The hardware's doing little better. Sales predictions for PSP and Vita have shrunk, first from 16 million to 12 million in August and, more recently from 12 million down to 10 million. In Japan, one of the few places where it's possible to get any transparency on the number of units sold, the Vita recently endured its weakest week - a mere 5806 were sold for the week ending October 28, a figure that's soundly eclipsed by the 14541 PSP sales and absolutely crushed by the 3DS and 3DS XL's combined sales of 61,632.
It's a tough, tough situation that the Vita finds itself in, and early thoughts that Sony was simply witnessing the same teething problems that the 3DS went through in its first year seem sadly wide of the mark. It's going to take a lot more than a price cut to turn around the unit's fortunes - in fact, right now, the Vita looks beyond salvation.
But you know what? Screw business models, screw hardware sales and absolutely screw common sense - let's talk about the games, because in that regard Sony's Vita has done a job that's totally worthy of praise. In the months since launch, it's delivered some of the defining moments of my gaming year to date: Virtua Tennis 4 was something of an unsung masterwork that got lost in the launch stampede, and even Unit 13, which could have been a by the numbers third-person shooter, was touched with a certain class.
It has, in WipEout 2048 and the subsequent HD and Fury track-packs, a fittingly beautiful swansong for one of the racing genre's greatest series, and of course for one of its greatest studios. It has, in Lumines Electronic Symphony and the recently released Super Crate Box, got the definitive version of two of my favourite portable games of all time. It's got indie darlings like Sound Shapes and Retro City Rampage, and it's got slithers of classic Japanese creativity in Jet Set Radio as well as the more contemporary examples like Gravity Rush. Hell, in LittleBigPlanet Vita it's got what for me is the definitive version of Sony's now flagship series.

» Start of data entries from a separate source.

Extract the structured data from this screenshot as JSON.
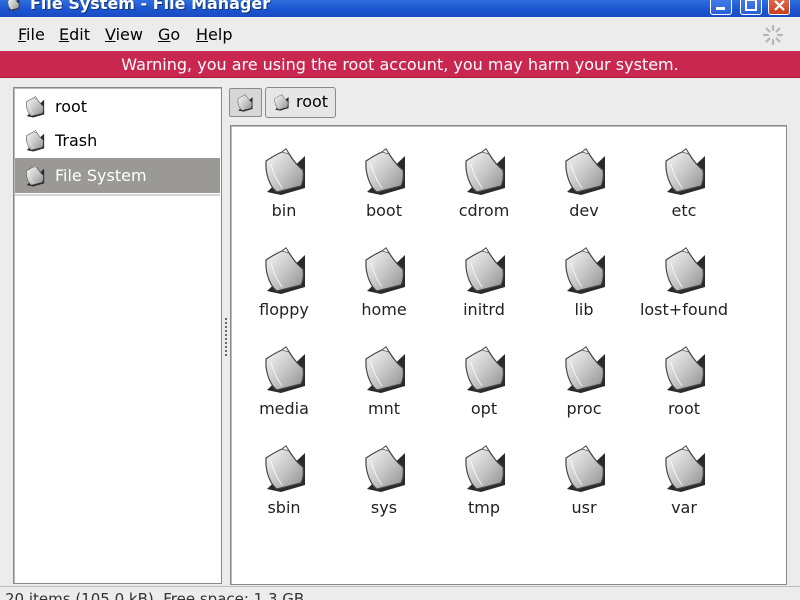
{
  "window": {
    "title": "File System - File Manager",
    "controls": [
      "minimize",
      "maximize",
      "close"
    ]
  },
  "menu": [
    {
      "mnemonic": "F",
      "rest": "ile"
    },
    {
      "mnemonic": "E",
      "rest": "dit"
    },
    {
      "mnemonic": "V",
      "rest": "iew"
    },
    {
      "mnemonic": "G",
      "rest": "o"
    },
    {
      "mnemonic": "H",
      "rest": "elp"
    }
  ],
  "warning": "Warning, you are using the root account, you may harm your system.",
  "places": [
    {
      "label": "root",
      "icon": "home-folder-icon",
      "selected": false
    },
    {
      "label": "Trash",
      "icon": "trash-icon",
      "selected": false
    },
    {
      "label": "File System",
      "icon": "drive-icon",
      "selected": true
    }
  ],
  "path": {
    "crumb": "root"
  },
  "folders": [
    "bin",
    "boot",
    "cdrom",
    "dev",
    "etc",
    "floppy",
    "home",
    "initrd",
    "lib",
    "lost+found",
    "media",
    "mnt",
    "opt",
    "proc",
    "root",
    "sbin",
    "sys",
    "tmp",
    "usr",
    "var"
  ],
  "status": "20 items (105.0 kB), Free space: 1.3 GB",
  "colors": {
    "titlebar": "#1c55d0",
    "warning": "#c9274f",
    "selection": "#9a9996"
  }
}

It has the means to play the first three Metal Gear Solids as well as an emulation of Peace Walker that's enhanced by the ability to use the second analogue stick, and thanks to the PSP back-catalogue it's also a pretty comprehensive retro-gaming powerhouse. With Vagrant Story, Tactics Ogre and Final Fantasy Tactics, my own unit has become something of a Yasumi Matsuno gallery, and all three of those games absolutely sing on the Vita's sparkling OLED screen.
None of that's been enough to halt the Vita's decline into expensive obscurity, and it's meant that what should have been a banner couple of weeks for the Vita is slipping by without any real fanfare. Street Fighter X Tekken and Need for Speed: Most Wanted, released within a week of each other, are proof that the handheld could deliver faithful ports of full-blooded home console games, and they're both remarkable experiences in their own right. Assassin's Creed 3: Liberation, meanwhile, is a slightly different flavour of the grand console game on the move.

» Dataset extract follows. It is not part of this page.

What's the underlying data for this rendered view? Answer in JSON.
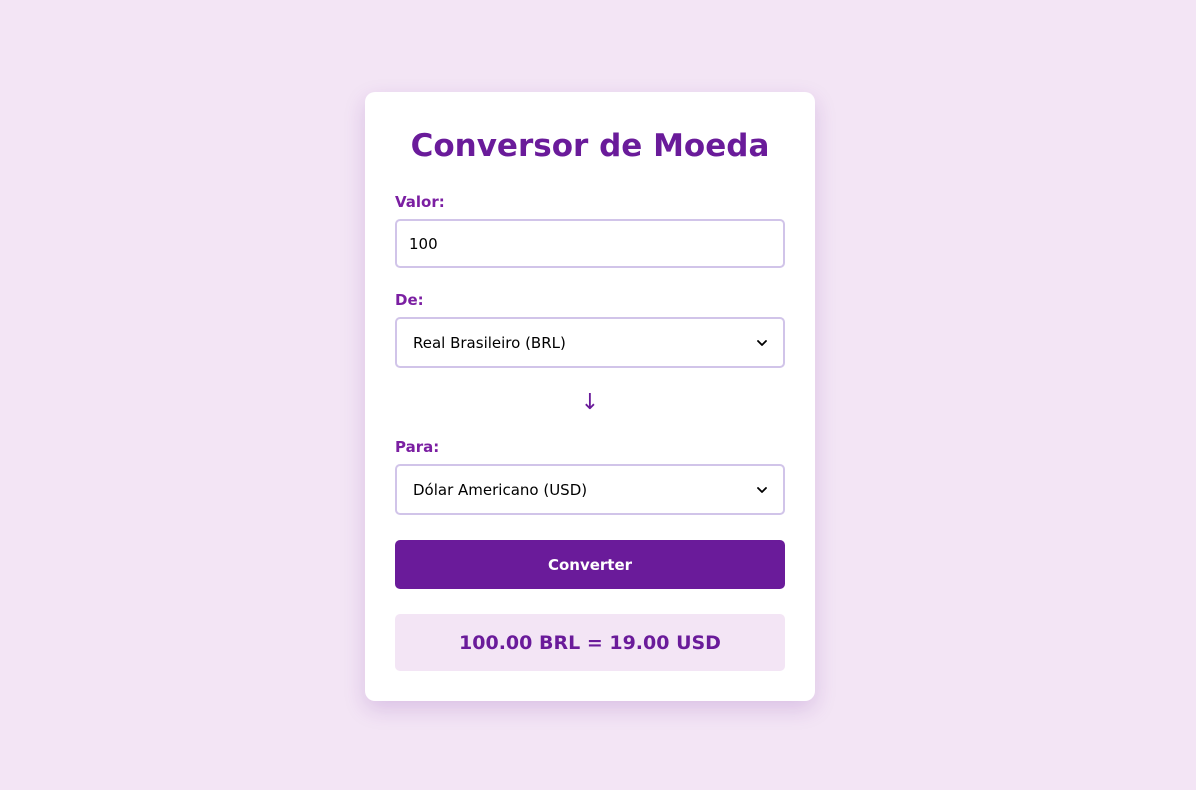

Judged by release schedule alone, you'd likely come to the conclusion that the Vita's got the upper hand on Nintendo's 3DS, which with only Paper Mario, Professor Layton and New Super Mario Bros. 2 to boast looks comparatively paltry. They're games with incredibly broad appeal, though, and Sony's almost single-minded pursuit of the hardcore audience has cost it dearly.
But right now, that hardcore should embrace the Vita, and celebrate its many, many positive traits. This is a wonderful console with a slowly growing catalogue of wonderful games, and we should all enjoy it while it lasts - however long that'll be. The Vita's starting to earn its place alongside the Neo Geo Pocket as one of my favourite handheld devices - and it deserves a much more gracious fate than SNK's doomed console.